Why was cloud technology important to this program?

Cloud technology was important because it reduced setup time and enabled real-time access to information. One speaker said Salesforce cloud tools meant the team did not have to wait for servers to be spun up and could get started the same day, cutting down delays by days or sometimes weeks.

How quickly was the new platform launched?

The new platform was launched within weeks. The source materials say the application was up and running for public use in just a few weeks, which was critical during a rapidly escalating housing crisis.

How did the platform improve the applicant experience?

The platform improved the applicant experience by putting a complex seven-page application online so people could apply from anywhere. It also gave staff better visibility into each case so they could help applicants complete the process and move applications forward more efficiently.

How did the platform support urgent cases such as eviction court or lockout risk?

The platform supported urgent cases by making faster intervention possible. Program staff said a paper-based process would not have worked for people who were only a week away from a court date or lockout, while the digital system made it possible to react quickly.

Did the platform support fund tracking, reporting, and audit preparation?

Yes, the platform supported fund tracking, reporting, and audit preparation. Teams used it to track what had been spent, determine funding sources, calculate award amounts, show how many people were helped, and prepare files in a format suitable for auditors.

How did Publicis Sapient work with the client team?

Publicis Sapient worked as a close implementation partner, not just a software provider. The teams held quick design sessions, met frequently, iterated through live demos, and shaped the solution around the needs of the local community and the program.

What made this approach different from simply buying software?

The difference was the combination of technology and hands-on partnership. Multiple speakers emphasized that the success came not just from the software itself, but from the people behind it who listened, adapted the system to the program’s needs, and got it up and running quickly.
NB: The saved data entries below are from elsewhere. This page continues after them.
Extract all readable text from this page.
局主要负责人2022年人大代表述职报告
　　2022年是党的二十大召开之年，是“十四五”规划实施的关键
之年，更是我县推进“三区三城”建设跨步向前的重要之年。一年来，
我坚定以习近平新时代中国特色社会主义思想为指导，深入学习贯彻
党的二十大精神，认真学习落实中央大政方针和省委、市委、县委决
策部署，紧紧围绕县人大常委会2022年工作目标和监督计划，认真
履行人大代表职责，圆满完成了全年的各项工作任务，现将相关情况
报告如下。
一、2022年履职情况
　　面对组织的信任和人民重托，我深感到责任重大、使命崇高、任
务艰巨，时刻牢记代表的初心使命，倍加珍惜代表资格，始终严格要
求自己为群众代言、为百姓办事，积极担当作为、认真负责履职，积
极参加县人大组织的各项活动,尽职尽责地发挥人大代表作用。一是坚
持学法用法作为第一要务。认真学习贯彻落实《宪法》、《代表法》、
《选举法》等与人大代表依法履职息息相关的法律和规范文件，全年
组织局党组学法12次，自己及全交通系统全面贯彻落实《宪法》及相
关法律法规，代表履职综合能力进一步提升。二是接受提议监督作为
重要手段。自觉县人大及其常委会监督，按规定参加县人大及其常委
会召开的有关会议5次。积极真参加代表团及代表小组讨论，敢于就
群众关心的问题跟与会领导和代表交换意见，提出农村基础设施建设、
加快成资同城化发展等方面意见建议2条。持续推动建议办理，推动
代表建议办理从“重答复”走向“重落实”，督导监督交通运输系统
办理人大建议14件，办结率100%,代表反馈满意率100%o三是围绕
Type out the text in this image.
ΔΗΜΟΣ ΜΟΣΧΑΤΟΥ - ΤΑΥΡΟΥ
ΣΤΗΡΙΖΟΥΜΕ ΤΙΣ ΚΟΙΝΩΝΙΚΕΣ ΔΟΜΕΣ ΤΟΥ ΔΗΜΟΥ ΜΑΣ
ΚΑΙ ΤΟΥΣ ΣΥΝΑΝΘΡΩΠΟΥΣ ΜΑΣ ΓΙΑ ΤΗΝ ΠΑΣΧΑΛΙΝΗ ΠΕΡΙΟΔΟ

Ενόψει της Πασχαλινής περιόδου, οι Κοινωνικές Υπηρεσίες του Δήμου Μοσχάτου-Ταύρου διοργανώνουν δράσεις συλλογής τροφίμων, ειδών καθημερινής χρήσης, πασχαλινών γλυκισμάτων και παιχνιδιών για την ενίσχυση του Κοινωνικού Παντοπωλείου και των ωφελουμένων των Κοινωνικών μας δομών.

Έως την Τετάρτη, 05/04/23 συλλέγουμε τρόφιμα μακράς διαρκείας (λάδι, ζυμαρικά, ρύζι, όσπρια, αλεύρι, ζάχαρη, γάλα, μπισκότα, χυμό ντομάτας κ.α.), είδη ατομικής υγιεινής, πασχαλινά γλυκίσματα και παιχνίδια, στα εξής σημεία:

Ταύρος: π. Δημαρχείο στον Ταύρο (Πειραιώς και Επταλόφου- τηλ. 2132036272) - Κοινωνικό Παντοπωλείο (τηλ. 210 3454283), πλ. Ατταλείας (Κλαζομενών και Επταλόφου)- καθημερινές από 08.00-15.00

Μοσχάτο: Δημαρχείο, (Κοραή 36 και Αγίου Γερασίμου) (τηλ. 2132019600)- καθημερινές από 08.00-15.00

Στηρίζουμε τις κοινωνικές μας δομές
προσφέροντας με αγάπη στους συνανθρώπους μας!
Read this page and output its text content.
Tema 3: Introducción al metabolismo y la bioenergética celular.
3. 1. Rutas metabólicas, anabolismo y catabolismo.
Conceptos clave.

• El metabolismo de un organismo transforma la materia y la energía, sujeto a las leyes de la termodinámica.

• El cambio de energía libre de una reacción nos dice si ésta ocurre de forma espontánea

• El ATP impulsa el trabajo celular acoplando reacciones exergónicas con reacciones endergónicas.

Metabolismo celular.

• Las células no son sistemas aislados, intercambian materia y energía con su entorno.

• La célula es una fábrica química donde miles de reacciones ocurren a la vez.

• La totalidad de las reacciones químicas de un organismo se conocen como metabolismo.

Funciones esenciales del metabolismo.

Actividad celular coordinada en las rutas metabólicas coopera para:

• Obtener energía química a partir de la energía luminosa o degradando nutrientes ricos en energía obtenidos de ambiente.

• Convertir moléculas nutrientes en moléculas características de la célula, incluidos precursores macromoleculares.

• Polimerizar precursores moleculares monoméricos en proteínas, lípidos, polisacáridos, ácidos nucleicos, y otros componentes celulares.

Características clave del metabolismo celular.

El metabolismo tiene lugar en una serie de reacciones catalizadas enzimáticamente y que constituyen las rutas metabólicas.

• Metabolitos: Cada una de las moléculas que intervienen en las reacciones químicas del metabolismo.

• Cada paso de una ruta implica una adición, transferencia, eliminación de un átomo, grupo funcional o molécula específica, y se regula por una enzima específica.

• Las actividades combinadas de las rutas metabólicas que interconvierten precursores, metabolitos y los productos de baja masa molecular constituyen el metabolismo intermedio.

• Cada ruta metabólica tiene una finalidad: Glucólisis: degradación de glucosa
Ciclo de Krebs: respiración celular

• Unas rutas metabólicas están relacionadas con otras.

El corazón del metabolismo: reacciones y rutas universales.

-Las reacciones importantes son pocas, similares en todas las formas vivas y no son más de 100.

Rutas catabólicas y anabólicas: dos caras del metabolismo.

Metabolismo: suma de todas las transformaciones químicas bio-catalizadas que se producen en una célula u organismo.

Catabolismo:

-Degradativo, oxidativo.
What results did the program achieve?

The program achieved meaningful scale and measurable relief. Source materials state that it awarded about $75 million in rent relief in the last fiscal year, assisted more than 11,000 households through the process, and in 2021 helped 320 households experiencing homelessness into housing. Separate source material also says the RAMP program helped more than 18,000 renter households affected by the pandemic pay for rent and utilities.

What broader impact did the project have?

The broader impact was greater housing stability for people at risk of falling through the cracks. The system helped teams process thousands of applications, move millions of dollars in assistance, and support households before a housing emergency became worse.

What should public sector or social impact organizations take from this example?

Public sector and social impact organizations should take away that digital transformation can improve crisis response when it is built around real operational needs and human outcomes. In this case, the platform centralized information, streamlined workflows, improved reporting, and helped staff act faster when timing mattered most.